Who is to blame for the hijab hate crime hoax in Canada?

Monday I wrote about a hoax hate crime in Canada which involved an 11-year-old girl who told adults that a man with scissors had tried to cut her hijab as she walked to school. The school district arranged a press conference featuring the girl, her younger brother, and her mother. During the press conference, police said they were investigating the incident as a hate crime. Within hours, the story became international news and everyone from the Mayor of Toronto to Prime Minister Justin Trudeau weighed in to condemn the attack and express support for the girl. But Monday police announced the alleged attack never happened. It became clear that the girl had admitted to authorities the whole story was a hoax.

Since Monday there has been a new round of follow-up stories in Canada about the hate hoax. The girl’s family has offered an apology, claiming they simply believed the girl’s account was true. Their public statement reads in part:

When our young daughter told the school that she was attacked by a stranger, the school reacted with compassion and support — as did the police.

When we arrived at the school on Friday, we were informed what happened and assumed it to be true, just like everyone else. We only went public because we were horrified that there was such a perpetrator who may try to harm someone else.

HuffPost Canada wrote a piece headlined “The Girl Who Lied About Hijab Attack Deserves An Apology.” That’s taking it a bit too far in my opinion but I do think that there are adults who are ultimately more to blame. Bottom line: An 11-year-old can’t arrange a press conference at her own school. That happened because adults, including those working in the media, wanted to spread this story far and wide. The HuffPost story actually gets to the core of the problem [emphasis added]:

When did we assign this level of attention to a child’s stories? When race and religion are involved, we seem to lose all perspective. Because the story appeared to be one where hatred was a motivating factor, where a child was attacked for wearing a religious head covering, we felt a kind of national outrage. Did the child know that she was hitting Canada’s sensitive button? We don’t know.

An editorial in the Calgary Sun reaches a similar conclusion [emphasis added]:

Canadians should show compassion and forgiveness toward this child and her parents. This child was victimized by authority figures around her, who assumed the wors[t] and who couldn’t wait to turn her into a poster child for their own agendas.

What were those agendas? CTV News offers some blunt speculation:

Psychologist Dr. Oren Amitay was among those questioning the Toronto District School Board for giving the media access to the girl.

“I’ve been involved in a number of issues where the school board, acting with the best of intentions but being driven by political correctness and virtue-signalling, has made some wrong calls,” he told CTV News Channel on Monday.

Amitay suggests the story may have been pushed forward by an overeager school official who wanted to do the progressive thing, but didn’t take the time to properly vet the girl’s account.

“This was definitely the wrong call,” he said. “And whoever allowed it to go forward should be held accountable in some capacity.”

For the record, the same CTV story includes this denial of responsibility:

The Toronto District School Board says it did not organize a formal press conference for the girl.

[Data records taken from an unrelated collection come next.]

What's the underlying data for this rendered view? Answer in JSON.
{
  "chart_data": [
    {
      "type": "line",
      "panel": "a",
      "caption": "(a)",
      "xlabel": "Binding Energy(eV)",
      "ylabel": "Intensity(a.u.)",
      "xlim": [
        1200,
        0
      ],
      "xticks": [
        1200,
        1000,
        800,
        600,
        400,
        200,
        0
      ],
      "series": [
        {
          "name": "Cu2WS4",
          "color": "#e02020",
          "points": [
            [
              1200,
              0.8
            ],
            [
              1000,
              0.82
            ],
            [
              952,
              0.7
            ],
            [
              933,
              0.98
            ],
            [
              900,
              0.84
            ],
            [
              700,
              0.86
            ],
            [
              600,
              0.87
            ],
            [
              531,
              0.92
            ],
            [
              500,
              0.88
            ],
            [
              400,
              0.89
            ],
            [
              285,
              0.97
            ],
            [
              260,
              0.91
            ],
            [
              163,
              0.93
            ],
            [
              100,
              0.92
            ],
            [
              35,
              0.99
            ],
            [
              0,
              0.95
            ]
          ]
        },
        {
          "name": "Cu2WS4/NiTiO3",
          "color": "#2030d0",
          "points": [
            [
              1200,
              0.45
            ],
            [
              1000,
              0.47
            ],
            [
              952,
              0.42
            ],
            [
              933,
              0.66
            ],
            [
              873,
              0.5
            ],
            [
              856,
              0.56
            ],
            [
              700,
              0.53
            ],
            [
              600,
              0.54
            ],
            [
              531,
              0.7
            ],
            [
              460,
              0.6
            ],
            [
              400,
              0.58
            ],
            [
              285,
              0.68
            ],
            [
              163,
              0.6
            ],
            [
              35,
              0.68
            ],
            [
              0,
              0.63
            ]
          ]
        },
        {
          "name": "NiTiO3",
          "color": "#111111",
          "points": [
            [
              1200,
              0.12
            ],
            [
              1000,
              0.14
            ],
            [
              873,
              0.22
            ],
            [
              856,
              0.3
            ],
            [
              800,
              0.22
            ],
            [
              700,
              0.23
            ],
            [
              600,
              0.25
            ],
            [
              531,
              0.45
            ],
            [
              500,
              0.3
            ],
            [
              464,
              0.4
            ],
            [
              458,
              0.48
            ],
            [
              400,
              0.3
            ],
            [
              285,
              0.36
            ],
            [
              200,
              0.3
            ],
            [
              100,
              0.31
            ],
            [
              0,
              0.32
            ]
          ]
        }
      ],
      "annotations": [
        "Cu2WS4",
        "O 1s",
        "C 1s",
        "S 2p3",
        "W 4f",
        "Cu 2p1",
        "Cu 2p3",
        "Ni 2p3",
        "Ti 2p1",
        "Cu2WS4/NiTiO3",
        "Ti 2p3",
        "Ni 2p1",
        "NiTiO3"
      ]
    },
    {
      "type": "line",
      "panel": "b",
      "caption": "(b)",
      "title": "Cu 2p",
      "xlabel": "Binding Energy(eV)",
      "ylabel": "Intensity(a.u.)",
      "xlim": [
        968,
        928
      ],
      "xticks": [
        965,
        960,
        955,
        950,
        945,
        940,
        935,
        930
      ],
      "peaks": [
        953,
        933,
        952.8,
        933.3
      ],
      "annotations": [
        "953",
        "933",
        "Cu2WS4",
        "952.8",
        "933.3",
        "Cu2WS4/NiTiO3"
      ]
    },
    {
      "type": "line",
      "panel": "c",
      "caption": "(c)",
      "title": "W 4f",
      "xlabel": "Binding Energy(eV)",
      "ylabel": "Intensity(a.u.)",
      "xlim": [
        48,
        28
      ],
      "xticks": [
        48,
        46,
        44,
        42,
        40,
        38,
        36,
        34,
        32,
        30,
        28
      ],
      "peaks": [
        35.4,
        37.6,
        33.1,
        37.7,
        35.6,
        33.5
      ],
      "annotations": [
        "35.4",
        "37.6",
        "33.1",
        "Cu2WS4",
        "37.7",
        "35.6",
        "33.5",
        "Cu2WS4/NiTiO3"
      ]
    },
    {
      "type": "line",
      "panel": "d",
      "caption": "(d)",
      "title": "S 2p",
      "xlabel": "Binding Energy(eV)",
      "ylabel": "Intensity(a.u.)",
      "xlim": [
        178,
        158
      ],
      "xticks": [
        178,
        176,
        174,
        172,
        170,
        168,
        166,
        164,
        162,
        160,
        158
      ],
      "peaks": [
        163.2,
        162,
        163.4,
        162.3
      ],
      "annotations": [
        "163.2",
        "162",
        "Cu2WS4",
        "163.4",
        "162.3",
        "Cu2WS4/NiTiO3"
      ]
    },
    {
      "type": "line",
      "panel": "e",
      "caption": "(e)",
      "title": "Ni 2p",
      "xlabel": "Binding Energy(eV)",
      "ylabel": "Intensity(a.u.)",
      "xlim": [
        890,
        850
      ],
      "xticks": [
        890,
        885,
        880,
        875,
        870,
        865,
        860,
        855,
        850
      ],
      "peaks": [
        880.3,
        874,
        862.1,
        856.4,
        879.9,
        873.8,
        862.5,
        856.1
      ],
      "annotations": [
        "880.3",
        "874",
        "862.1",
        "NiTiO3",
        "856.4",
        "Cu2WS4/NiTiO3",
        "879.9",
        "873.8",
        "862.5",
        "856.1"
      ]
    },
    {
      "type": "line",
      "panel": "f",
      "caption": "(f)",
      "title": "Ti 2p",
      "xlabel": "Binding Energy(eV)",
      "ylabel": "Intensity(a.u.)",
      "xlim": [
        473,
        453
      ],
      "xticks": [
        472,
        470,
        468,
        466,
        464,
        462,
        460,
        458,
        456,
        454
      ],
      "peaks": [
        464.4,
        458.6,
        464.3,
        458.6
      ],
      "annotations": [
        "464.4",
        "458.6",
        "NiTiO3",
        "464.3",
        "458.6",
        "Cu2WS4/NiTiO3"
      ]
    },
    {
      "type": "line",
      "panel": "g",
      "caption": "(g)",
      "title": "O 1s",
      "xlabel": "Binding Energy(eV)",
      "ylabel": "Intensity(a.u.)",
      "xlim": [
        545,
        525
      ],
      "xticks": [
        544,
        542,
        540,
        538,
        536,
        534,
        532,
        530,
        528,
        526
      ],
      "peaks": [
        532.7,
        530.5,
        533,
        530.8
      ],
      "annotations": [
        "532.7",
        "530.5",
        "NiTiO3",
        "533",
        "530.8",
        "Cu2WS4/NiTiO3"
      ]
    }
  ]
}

“Our motivation for commenting on the issue at the time was out of compassion, care, concern and support,” the TDSB said in a statement on Monday. The school board said it was doing the same as “many elected leaders” at all levels via interviews and on social media.

I honestly am not sure what that means. The press conference took place at the school with the participation of school officials. If they didn’t call it, who did? Are they claiming the family called it? Was the school obligated to agree to that? I don’t think so. There were many moments along the way where an adult could have and should have said ‘Maybe we should let the police handle this first.’ That didn’t happen because an anti-Muslim hate crime targeting a child makes a great story for progressives looking to demonstrate their moral outrage.